A fonte para A Árvore da Maldição foi o livro The Nanny, de Dan Greenburg, sobre uma babá que sequestra crianças. De início, quando Raimi ainda estava ligado ao projeto, o filme seria um thriller. Quando Friedkin assumiu, conta-se que ele fez uma série de mudanças no roteiro. Ao longo da produção, mais mudanças foram feitas, e enquanto o filme estava gravado, o roteiro estava sendo alterado. Sabemos como isso pode afetar um filme. Enquanto Friedkin brigava contra as ideias do roteirista Stephen Volk — que teve um colapso nervoso e abandonou o filme —, a produção virou uma colcha de retalhos estranha. Roger Ebert, o crítico, colocou o filme em sua lista de “mais odiados”. Depois do corte feito para a TV a cabo, Friedkin resolveu retirar seu nome da produção.
No Limite da Realidade
Twilight Zone: The Movie, 1983 // A série Além da Imaginação, ou Twilight Zone, é bastante conhecida. Criada em 1959 por Rod Serling, seus episódios contavam com histórias de terror e ficção científica, com grandes roteiros que lidavam com dilemas morais da mente humana, além de seu relacionamento com a tecnologia de todos os tipos.
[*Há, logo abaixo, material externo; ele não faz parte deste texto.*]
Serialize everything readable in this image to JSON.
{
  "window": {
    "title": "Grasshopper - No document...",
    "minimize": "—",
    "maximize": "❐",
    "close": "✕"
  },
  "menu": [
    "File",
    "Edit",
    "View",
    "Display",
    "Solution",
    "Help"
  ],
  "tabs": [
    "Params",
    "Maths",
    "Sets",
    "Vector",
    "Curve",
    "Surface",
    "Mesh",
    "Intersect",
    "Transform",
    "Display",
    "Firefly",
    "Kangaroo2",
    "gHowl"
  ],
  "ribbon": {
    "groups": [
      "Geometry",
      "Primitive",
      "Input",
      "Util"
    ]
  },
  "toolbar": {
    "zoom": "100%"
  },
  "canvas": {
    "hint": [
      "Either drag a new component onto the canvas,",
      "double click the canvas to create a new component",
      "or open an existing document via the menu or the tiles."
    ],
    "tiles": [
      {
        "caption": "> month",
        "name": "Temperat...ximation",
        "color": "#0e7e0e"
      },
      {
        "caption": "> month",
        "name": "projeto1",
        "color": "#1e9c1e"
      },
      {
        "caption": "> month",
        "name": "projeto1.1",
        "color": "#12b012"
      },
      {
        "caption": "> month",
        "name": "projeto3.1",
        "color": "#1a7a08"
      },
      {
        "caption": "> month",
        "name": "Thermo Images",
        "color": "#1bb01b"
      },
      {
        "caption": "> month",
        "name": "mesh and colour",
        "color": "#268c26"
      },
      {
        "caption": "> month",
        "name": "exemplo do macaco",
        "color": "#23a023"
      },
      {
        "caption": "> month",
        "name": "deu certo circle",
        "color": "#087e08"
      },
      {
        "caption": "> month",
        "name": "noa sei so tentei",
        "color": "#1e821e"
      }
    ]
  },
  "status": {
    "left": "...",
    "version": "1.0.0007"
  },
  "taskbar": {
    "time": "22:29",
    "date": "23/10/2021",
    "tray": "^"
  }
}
Ao longo dos anos, três revivals foram feitos da série — entre os anos 1985 e 1989, apresentado por Charles Aidman; entre 2002 e 2003 apresentada por Forest Whitaker; e entre 2019 e 2020 por Jordan Peele. E, além desses revivals, tivemos o filme No Limite da Realidade.
Na direção estavam nomes de peso como Joe Dante, John Landis, George Miller e Steven Spielberg, cada um dirigindo um segmento do filme antológico, mas a produção foi marcada por uma tragédia. O segmento de Landis, “Time Out”, foi responsável pela morte do ator Vic Morrow e duas crianças chinesas, Myca Dinh Le e Renee Shin-Yi Chen. A contratação das duas crianças, inclusive, foi feita contra as leis de atuação com crianças, que determinavam que atores infantis não poderiam gravar cenas à noite ou próximas de explosões. Durante o julgamento, Landis negou sua culpa, mas afirmou que realmente a contratação estava “errada”. Spielberg ficou enojado com a situação e com a forma como Landis lidou com ela que encerrou sua amizade de anos com o cineasta, afirmando que nenhum filme valia a pena morrer. E, outra pessoa enojada, foi o segundo diretor/diretor assistente da produção, Anderson House, que pediu que seu nome fosse retirado dos créditos, se tornando o único caso de um diretor de segunda unidade a utilizar os créditos de Alan Smithee.
Bônus: Duna
Dune, 1984 // Toda a história da produção da primeira versão de Duna é um surto. Escrito e dirigido por David Lynch, baseado no livro de Frank Herbert, o filme conta com Kyle MacLachlan, que viria a trabalhar com o diretor em Twin Peaks; Virginia Madsen, que mais tarde viveria Helen em O Mistério de Candyman; Brad Dourif, nosso boneco assassino favorito na franquia Chucky; e Sting — sim, o músico.
Duna não é um filme de terror, a gente sabe. Mas aqui, nesta fazenda, adoramos o trabalho de David Lynch. O primeiro diretor que tentou adaptar Duna foi Alejandro Jodorowsky — com um elenco grandioso e esquisito que contava com Salvador Dalí, Orson Welles e Mick Jagger —, mas a produção não seguiu adiante. Dino de Laurentiis, o famoso produtor, acabou comprando os direitos de adaptação, e quando eles estavam quase próximos de serem extinguidos, ele chamou David Lynch para trabalhar na obra. Lynch realmente trabalhou na obra com afinco, e sua versão original ficou enorme. Para a televisão, houve um corte significativo, que Lynch desaprovou. Além de retirar seu nome dos créditos de direção e evocar Alan Smithee, Lynch ainda retirou seu crédito de roteirista, que ficou sob o nome de “Judas Booth” — uma mistura de Judas Iscariotes e John Wilkes Booth, o ator norte-americano que assassinou o presidente Lincoln.